In the score, my favourite way to mark these indications is with COLOURED PENCILS! Once I have worked out these details in my mind and marked the passages correspondingly, the writing in 98% of pieces I’ve looked at all of a sudden makes 600% more sense. This is where “learning and remembering patterns” ends and morphs my activity into “actually making music”; a much more satisfying and worthwhile pursuit. I certainly don’t mean to focus on interpretation to the point of ignoring or fudging the written pitches or rhythms; I am suggesting that all of these aspects be developed in parallel in order to achieve a wholistic understanding of the music as a complete work of art. Working in this way is fundamental to the approach of Maestro Iwan Edwards, whom I was privileged to learn from for my three years as a member of Concerto Della Donna.

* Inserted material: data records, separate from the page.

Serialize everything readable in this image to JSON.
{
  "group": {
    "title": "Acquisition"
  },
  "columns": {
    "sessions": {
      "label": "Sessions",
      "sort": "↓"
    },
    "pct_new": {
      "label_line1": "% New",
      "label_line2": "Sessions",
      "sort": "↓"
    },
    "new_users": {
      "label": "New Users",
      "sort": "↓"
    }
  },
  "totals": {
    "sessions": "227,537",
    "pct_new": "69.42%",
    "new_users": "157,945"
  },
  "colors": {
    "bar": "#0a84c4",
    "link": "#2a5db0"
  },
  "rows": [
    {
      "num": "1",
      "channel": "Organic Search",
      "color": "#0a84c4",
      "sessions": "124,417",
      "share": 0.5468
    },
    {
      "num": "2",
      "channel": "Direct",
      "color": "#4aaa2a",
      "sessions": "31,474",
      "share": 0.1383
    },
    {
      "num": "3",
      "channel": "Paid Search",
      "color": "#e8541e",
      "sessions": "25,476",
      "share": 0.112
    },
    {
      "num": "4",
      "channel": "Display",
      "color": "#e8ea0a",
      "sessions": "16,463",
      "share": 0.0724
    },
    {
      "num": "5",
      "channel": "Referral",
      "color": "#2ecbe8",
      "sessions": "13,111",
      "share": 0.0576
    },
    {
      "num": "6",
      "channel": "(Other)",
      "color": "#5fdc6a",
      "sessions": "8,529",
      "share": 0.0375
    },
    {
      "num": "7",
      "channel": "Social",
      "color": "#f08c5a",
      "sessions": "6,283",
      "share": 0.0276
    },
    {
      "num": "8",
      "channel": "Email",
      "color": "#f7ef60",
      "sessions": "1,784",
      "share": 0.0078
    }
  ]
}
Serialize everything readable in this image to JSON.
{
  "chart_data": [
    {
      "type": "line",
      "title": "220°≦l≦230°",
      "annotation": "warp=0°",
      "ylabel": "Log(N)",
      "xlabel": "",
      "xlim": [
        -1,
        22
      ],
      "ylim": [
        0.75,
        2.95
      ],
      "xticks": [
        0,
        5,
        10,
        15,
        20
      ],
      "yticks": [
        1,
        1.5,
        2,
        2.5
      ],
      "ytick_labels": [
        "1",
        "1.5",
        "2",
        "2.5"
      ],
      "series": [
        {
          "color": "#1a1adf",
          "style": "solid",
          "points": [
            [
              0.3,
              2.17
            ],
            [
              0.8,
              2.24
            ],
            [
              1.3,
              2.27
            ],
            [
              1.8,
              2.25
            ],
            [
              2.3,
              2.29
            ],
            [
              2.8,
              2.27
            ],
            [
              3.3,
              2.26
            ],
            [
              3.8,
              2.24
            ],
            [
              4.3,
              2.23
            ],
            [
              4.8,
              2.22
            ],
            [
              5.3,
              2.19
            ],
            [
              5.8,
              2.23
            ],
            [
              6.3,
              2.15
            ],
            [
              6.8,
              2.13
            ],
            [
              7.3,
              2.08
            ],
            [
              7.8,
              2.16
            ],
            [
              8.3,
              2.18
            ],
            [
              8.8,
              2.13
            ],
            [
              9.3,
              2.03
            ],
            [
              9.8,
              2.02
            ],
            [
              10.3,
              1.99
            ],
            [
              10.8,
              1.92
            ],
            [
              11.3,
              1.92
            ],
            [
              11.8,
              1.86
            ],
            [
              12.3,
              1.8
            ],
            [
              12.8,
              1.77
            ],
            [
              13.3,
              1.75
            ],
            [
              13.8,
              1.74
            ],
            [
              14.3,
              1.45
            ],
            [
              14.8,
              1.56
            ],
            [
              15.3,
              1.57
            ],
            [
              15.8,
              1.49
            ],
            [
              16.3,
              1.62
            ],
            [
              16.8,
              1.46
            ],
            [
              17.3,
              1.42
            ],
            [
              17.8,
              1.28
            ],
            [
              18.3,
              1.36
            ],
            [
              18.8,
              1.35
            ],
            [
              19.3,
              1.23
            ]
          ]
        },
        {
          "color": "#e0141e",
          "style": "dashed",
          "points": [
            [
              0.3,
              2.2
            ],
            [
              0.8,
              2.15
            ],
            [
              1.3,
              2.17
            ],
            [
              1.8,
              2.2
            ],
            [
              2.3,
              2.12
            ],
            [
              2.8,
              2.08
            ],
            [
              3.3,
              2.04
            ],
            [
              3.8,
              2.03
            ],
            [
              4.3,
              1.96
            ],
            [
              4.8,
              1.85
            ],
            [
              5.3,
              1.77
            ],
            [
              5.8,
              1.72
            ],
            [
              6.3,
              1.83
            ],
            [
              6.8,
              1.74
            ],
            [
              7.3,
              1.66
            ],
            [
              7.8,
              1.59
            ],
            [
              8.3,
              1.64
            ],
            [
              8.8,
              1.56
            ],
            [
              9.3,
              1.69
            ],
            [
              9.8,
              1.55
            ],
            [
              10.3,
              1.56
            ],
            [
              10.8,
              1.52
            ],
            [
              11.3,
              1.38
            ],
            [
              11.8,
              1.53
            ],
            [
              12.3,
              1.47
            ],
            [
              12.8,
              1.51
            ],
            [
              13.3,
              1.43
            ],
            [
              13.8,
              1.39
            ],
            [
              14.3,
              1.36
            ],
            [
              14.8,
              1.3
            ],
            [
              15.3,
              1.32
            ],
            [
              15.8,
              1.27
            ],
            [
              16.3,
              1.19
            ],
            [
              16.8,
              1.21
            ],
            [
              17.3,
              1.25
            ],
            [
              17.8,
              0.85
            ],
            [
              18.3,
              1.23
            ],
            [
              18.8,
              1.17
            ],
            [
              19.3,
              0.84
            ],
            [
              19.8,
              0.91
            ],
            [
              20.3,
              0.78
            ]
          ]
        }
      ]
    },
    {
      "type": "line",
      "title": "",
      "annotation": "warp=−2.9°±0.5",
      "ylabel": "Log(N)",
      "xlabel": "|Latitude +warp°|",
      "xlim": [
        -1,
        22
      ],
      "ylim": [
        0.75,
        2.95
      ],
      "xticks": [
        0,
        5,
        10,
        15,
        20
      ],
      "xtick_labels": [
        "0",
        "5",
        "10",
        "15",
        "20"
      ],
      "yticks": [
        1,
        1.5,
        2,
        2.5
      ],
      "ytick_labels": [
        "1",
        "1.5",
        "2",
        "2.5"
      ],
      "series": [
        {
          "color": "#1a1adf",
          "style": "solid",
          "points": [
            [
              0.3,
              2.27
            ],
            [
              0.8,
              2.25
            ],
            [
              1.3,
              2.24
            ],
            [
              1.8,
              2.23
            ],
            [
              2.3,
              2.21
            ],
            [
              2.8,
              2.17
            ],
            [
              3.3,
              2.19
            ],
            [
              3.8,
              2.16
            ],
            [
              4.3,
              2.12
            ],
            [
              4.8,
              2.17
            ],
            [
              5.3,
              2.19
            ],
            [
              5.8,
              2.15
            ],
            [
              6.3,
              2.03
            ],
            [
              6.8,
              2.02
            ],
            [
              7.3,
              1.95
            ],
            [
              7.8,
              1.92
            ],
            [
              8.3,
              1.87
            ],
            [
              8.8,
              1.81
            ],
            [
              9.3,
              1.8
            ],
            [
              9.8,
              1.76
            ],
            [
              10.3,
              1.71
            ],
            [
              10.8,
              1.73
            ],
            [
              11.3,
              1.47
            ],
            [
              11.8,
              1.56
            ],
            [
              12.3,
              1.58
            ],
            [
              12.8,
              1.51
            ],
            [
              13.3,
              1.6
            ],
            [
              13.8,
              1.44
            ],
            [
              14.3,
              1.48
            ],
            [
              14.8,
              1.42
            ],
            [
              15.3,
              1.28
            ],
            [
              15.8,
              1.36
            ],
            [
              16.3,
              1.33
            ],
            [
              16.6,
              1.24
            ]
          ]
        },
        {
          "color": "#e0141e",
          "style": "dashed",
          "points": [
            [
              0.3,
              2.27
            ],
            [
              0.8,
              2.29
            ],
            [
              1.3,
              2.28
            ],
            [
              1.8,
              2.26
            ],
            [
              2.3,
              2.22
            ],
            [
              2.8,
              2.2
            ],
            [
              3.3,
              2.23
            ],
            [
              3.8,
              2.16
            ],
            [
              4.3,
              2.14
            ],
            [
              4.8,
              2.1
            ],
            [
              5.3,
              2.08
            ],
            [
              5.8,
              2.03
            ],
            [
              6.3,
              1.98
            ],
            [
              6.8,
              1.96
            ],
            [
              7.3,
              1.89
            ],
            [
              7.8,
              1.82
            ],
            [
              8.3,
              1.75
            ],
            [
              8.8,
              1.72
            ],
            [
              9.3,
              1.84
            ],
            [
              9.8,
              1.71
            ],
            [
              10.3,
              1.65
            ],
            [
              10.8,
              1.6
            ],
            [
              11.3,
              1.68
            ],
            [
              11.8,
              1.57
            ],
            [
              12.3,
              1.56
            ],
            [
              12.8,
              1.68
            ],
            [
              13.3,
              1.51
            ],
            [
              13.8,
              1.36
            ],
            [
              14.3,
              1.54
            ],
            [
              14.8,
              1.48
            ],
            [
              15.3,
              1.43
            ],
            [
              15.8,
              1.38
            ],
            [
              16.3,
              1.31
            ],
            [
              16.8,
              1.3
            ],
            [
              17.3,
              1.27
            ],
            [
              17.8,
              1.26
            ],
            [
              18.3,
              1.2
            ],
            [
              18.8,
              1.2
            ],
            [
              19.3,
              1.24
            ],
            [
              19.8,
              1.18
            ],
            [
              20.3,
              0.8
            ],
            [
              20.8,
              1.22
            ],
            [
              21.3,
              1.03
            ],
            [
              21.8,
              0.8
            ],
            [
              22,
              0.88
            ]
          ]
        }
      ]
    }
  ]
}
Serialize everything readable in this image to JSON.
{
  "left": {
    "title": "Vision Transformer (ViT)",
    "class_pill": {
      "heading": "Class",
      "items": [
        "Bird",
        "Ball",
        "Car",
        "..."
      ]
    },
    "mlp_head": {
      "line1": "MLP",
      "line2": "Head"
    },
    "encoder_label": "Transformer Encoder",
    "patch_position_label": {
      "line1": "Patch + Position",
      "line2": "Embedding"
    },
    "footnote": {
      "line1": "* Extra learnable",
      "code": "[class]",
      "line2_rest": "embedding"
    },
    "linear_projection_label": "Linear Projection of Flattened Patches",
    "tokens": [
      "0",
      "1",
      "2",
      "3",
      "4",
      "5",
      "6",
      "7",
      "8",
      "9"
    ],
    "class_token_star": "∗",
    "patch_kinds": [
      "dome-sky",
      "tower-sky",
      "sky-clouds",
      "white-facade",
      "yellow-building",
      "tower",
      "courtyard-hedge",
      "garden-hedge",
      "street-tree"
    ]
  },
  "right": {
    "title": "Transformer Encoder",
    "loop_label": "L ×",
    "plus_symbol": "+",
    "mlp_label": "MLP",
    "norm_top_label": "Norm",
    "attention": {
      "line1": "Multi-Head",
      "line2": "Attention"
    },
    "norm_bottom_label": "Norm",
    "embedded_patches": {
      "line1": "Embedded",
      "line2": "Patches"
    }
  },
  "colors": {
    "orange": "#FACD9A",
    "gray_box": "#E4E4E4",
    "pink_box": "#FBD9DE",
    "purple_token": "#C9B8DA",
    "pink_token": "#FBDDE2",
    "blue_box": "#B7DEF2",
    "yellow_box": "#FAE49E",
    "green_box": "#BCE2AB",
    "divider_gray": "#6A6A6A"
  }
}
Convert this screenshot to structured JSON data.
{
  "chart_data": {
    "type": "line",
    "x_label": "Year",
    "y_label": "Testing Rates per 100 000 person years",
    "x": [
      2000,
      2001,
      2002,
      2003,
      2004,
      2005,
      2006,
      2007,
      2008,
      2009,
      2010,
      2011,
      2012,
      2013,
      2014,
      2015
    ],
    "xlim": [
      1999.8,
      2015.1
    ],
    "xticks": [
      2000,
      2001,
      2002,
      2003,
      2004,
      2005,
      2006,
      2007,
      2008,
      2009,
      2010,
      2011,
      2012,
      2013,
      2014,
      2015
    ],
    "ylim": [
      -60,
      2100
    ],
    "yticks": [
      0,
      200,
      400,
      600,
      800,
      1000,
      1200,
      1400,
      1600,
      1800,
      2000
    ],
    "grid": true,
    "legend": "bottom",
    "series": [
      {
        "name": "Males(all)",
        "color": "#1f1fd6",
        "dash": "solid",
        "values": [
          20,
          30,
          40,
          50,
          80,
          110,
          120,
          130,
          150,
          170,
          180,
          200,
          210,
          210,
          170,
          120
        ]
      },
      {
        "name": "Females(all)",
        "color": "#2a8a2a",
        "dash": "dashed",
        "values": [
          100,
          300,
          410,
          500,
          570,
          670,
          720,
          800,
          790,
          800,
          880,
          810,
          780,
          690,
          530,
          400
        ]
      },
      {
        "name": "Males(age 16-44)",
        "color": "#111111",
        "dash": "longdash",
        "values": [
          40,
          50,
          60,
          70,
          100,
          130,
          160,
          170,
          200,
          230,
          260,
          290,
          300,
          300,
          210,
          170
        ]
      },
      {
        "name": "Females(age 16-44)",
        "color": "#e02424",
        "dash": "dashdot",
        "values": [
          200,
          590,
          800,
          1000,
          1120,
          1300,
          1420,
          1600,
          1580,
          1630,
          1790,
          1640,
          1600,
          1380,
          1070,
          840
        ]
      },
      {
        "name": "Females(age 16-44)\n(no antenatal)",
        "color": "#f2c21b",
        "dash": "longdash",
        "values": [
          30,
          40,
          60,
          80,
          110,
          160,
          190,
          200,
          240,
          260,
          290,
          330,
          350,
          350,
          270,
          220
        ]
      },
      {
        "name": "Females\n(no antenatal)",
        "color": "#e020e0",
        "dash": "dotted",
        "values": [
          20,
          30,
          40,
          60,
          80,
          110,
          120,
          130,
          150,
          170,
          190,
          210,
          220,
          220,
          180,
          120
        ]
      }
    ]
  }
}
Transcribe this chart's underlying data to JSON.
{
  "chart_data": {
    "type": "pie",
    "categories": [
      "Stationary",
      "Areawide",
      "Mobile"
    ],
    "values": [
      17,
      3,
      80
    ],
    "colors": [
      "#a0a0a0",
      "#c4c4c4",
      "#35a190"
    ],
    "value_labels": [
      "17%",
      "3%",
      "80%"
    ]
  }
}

I felt compelled to mention him partially because I am singing in my last concert with the choir this coming weekend, and partially because being continually exposed to this approach has been invaluable to my growth as an artist over the past years. Iwan always tells us “the answers are all in the text!”, and in my experience, that remains true!
Taking the time to understand why a composer asks for something specific usually helps me learn to do it. My experience with Mason is no exception! In vocal writing, composers work to bring out certain aspects of the text. Mason uses complex rhythm to highlight and contrast points of text and their related sentiments. Talking about some of his specific choices and hearing him verbally express what he wants me to communicate with the audience really helped to get me out of my head and into the music– and I’m not talking about the page of music and the symbols representing the music but the real MUSIC of the MUSIC– which is really the reason I’m doing any of this in the first place.